ALBAWABA- Japan’s Liberal Democratic Party (LDP), led by Prime Minister Sanae Takaichi, won a decisive landslide in the snap general election, capturing more than 310 of the 465 seats in the House of Representatives.

 The result delivers the LDP its first two-thirds supermajority as a single party since World War II, while the broader ruling coalition secured over 340 seats, granting the government the numbers needed to override upper house objections.

The outcome significantly strengthens Takaichi’s political authority, enabling her to press ahead with long-stalled constitutional revisions and advance her conservative agenda, including expanded defense capabilities, tighter immigration policies, and economic revitalization measures.

 Exit polls had pointed to a decisive victory despite rare winter snowfall that disrupted travel across parts of the country, marking Japan’s first mid-winter general election in 36 years.

Takaichi, Japan’s first female prime minister, took office in October 2025 after winning the LDP leadership race, succeeding Shigeru Ishiba following the party’s earlier loss of its parliamentary majority. She initially governed through a coalition with the Japan Innovation Party, but public support surged to around 70 percent after she pledged tax cuts on essential goods and a renewed economic stimulus package.
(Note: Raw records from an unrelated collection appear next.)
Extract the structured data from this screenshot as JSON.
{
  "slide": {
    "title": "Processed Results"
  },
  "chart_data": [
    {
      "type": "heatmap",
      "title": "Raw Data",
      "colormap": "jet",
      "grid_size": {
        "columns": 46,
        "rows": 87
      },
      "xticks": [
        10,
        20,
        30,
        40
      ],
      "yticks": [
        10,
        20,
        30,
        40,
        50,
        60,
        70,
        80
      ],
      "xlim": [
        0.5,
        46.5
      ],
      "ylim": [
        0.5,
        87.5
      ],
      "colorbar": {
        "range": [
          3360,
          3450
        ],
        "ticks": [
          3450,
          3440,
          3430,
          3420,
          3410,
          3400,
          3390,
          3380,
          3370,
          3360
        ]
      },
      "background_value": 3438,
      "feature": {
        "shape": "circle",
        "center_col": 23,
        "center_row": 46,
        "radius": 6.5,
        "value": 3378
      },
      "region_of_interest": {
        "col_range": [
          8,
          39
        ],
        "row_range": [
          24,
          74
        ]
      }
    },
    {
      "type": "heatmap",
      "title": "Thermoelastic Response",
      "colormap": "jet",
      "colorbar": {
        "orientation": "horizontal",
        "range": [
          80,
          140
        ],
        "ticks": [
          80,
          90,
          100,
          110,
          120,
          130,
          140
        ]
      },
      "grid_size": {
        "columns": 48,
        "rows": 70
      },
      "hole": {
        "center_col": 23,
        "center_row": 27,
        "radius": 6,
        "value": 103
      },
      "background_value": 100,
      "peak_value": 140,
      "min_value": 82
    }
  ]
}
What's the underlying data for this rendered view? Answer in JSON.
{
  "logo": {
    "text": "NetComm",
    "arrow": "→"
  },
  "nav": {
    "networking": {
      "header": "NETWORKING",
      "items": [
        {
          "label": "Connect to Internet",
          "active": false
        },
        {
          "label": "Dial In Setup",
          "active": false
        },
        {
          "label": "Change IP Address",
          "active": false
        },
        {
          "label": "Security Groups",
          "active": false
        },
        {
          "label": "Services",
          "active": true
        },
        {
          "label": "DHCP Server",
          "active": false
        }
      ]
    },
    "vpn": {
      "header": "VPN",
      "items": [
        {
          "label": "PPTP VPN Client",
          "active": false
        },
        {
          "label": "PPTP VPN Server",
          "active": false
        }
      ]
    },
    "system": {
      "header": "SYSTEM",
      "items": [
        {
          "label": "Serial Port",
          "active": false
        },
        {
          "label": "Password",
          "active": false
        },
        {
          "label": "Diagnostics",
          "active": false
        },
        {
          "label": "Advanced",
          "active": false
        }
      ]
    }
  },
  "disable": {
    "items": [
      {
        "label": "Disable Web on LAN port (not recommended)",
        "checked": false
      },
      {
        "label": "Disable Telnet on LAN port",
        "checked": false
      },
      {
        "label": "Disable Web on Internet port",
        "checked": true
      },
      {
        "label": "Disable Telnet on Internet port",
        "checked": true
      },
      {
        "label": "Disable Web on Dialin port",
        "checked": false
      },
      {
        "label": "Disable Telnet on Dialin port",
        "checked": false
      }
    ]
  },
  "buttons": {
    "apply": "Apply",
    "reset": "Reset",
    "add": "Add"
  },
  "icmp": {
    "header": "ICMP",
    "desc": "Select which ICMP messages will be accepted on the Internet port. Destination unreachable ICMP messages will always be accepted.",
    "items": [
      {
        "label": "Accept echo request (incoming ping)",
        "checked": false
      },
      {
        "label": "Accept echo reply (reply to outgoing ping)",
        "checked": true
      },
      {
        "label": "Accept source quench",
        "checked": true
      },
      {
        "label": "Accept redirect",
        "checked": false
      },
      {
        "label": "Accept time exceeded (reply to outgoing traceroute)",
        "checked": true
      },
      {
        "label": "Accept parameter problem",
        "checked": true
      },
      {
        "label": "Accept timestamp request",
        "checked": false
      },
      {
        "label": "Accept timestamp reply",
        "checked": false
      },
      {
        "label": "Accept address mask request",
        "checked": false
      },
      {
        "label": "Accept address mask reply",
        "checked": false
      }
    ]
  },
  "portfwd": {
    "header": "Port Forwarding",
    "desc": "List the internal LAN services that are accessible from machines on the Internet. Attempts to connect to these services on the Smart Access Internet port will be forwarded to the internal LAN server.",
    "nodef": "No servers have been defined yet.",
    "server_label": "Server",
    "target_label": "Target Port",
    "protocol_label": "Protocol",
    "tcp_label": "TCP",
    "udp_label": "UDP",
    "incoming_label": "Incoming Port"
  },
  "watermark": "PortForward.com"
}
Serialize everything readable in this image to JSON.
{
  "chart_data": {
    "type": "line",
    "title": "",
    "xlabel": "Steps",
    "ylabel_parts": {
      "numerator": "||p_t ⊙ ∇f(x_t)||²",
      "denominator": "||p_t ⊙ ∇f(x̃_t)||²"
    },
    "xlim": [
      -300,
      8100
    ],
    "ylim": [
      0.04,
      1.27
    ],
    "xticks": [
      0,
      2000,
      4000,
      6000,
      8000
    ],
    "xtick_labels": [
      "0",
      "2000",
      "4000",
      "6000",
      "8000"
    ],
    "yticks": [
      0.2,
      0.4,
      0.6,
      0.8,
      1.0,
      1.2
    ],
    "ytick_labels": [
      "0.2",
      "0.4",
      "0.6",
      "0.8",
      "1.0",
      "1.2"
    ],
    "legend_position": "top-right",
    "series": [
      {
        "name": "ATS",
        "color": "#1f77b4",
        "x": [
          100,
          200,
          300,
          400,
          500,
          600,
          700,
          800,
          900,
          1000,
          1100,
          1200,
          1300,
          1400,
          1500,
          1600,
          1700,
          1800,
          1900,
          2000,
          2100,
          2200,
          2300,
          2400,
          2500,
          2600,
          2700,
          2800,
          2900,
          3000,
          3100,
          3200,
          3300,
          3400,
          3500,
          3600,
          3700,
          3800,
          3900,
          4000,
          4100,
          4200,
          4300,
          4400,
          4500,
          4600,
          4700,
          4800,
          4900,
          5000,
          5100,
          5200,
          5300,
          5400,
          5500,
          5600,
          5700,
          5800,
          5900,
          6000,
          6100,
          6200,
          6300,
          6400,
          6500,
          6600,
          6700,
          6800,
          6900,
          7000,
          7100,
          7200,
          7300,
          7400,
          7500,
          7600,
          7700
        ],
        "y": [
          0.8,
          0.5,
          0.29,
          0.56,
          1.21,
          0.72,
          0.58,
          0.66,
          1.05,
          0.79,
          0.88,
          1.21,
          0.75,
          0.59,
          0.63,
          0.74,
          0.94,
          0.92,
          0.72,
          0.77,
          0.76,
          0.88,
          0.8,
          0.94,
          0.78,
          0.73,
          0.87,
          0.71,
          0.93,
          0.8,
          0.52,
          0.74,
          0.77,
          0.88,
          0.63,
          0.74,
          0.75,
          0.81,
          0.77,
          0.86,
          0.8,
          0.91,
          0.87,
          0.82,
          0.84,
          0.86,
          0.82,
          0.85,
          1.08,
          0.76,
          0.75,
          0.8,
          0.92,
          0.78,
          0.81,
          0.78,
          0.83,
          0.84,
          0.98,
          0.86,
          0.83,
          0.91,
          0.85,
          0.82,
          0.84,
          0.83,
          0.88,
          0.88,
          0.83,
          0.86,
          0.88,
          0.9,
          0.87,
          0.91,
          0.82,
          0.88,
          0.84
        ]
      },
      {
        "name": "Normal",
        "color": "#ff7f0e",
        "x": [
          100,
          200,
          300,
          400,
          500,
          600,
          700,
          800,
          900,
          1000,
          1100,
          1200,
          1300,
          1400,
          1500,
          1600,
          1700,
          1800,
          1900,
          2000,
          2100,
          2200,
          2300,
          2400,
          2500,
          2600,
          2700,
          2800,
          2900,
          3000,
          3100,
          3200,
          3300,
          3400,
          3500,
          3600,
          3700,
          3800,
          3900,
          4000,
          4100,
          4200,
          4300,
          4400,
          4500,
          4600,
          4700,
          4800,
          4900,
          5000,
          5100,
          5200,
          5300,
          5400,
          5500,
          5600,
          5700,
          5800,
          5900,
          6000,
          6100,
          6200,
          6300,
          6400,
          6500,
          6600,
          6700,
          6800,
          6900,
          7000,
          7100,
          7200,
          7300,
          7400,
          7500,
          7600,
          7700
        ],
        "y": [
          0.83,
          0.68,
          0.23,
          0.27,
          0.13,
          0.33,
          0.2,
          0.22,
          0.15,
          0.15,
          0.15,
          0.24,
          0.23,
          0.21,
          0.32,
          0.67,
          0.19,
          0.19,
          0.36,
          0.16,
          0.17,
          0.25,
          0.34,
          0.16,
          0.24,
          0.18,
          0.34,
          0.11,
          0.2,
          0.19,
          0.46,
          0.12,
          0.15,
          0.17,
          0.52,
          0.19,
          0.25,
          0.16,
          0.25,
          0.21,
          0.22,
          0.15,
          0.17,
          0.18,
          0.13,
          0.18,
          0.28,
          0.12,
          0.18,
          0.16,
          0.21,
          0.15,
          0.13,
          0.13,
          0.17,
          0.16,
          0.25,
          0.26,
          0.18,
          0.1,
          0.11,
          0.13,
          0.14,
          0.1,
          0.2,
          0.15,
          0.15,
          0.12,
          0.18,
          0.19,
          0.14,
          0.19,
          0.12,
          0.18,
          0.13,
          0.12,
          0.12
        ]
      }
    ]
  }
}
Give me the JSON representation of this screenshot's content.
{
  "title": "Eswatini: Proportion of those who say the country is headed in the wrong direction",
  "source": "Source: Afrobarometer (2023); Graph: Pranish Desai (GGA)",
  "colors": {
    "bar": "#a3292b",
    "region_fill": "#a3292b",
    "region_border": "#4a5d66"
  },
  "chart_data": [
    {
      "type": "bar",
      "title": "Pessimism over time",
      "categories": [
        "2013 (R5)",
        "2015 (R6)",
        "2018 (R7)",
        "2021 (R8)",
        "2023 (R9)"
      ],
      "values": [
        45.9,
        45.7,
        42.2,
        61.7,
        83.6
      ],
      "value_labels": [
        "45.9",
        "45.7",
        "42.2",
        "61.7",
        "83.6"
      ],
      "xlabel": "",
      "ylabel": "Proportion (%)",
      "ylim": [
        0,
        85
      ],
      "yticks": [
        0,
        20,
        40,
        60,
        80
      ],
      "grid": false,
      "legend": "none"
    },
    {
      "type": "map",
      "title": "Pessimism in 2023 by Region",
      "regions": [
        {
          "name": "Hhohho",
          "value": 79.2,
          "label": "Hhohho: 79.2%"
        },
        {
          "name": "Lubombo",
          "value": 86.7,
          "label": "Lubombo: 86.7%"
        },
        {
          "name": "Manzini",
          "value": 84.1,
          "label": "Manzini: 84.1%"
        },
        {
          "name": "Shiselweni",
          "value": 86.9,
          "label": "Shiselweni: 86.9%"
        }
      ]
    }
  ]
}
Seeking to consolidate that momentum, Takaichi dissolved parliament in January, calling the move a “weighty decision” and framing the snap election as a test of public confidence in her leadership. The strategy paid off, delivering a stable governing majority and reducing reliance on coalition partners that had previously slowed policy implementation.

The opposition, led by the Constitutional Democratic Party, suffered heavy losses and secured fewer than 100 seats, hampered by internal divisions and a short campaign period.

The scale of the victory amounts to a clear mandate for her assertive foreign policy and domestic reform agenda, potentially reshaping Japan’s political trajectory at a time of heightened regional uncertainty.